Antonio Giordano scrive così su La Gazzetta dello Sport:
“La sera del 29 settembre, dopo la vittoria del Napoli sul Monza, quando una luce nuova – anzi, vecchia – ne ha illuminato il volto, Adl ha riscoperto la dimensione favolistica del calcio, s’è goduto il primo posto in classifica e poi, tacendo ma non troppo, ha evocato il sogno con uno di quei messaggi che si possono definire subliminali: certe cose, meglio non sussurrarle, o farlo a modo suo, ed avendo scelto un profilo basso per starsene all’ombra di Antonio Conte, l’ha buttata lì, con nonchalance.
Erano 483 giorni che era sceso da lassù – 4 giugno 2023, come dimenticarlo?, la sera dei festeggiamenti per lo scudetto – ed aver riassaporato la magia d’un momento l’ha autorizzato semplicemente a infilare uno smile nello smartphone.

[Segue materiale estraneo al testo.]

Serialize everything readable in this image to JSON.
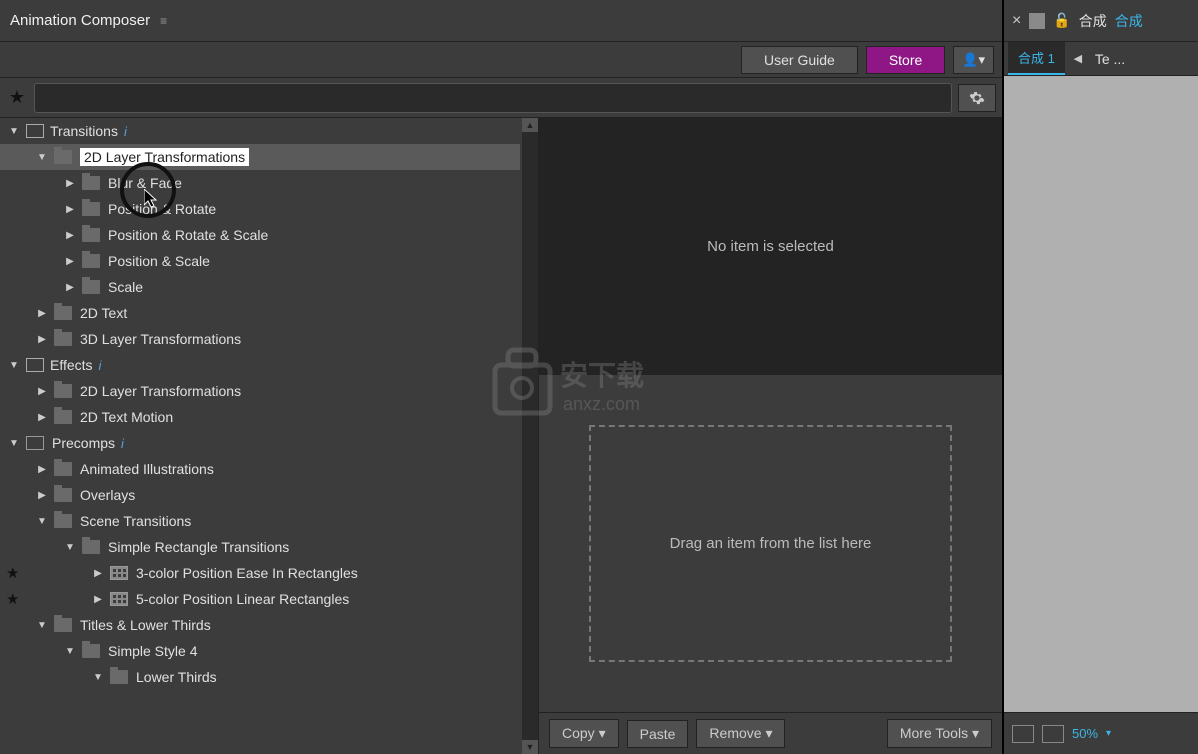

Poi, è rientrato in se stesso, nel Dela contemporaneo, e ha continuato (ma assai teoricamente) a guardare il Napoli dal buco della serratura: a Castel Volturno ci va il giusto, le chiavi del Centro Sportivo sono state consegnate a Giovanni Manna, il ds, e ad Antonio Conte, il garante di una rifondazione tout court, anche mediatica, l’unico attore protagonista che parla, allude (“ccà nisciuno è fesso“), controprovoca (“poi ci sono i furbetti che vogliono metterci pressione”), elabora strategie (la difesa a quattro, ma no a tre o a cinque, e davanti il tridente con McTominay) e occupa un palcoscenico dal quale De Laurentiis è sceso”.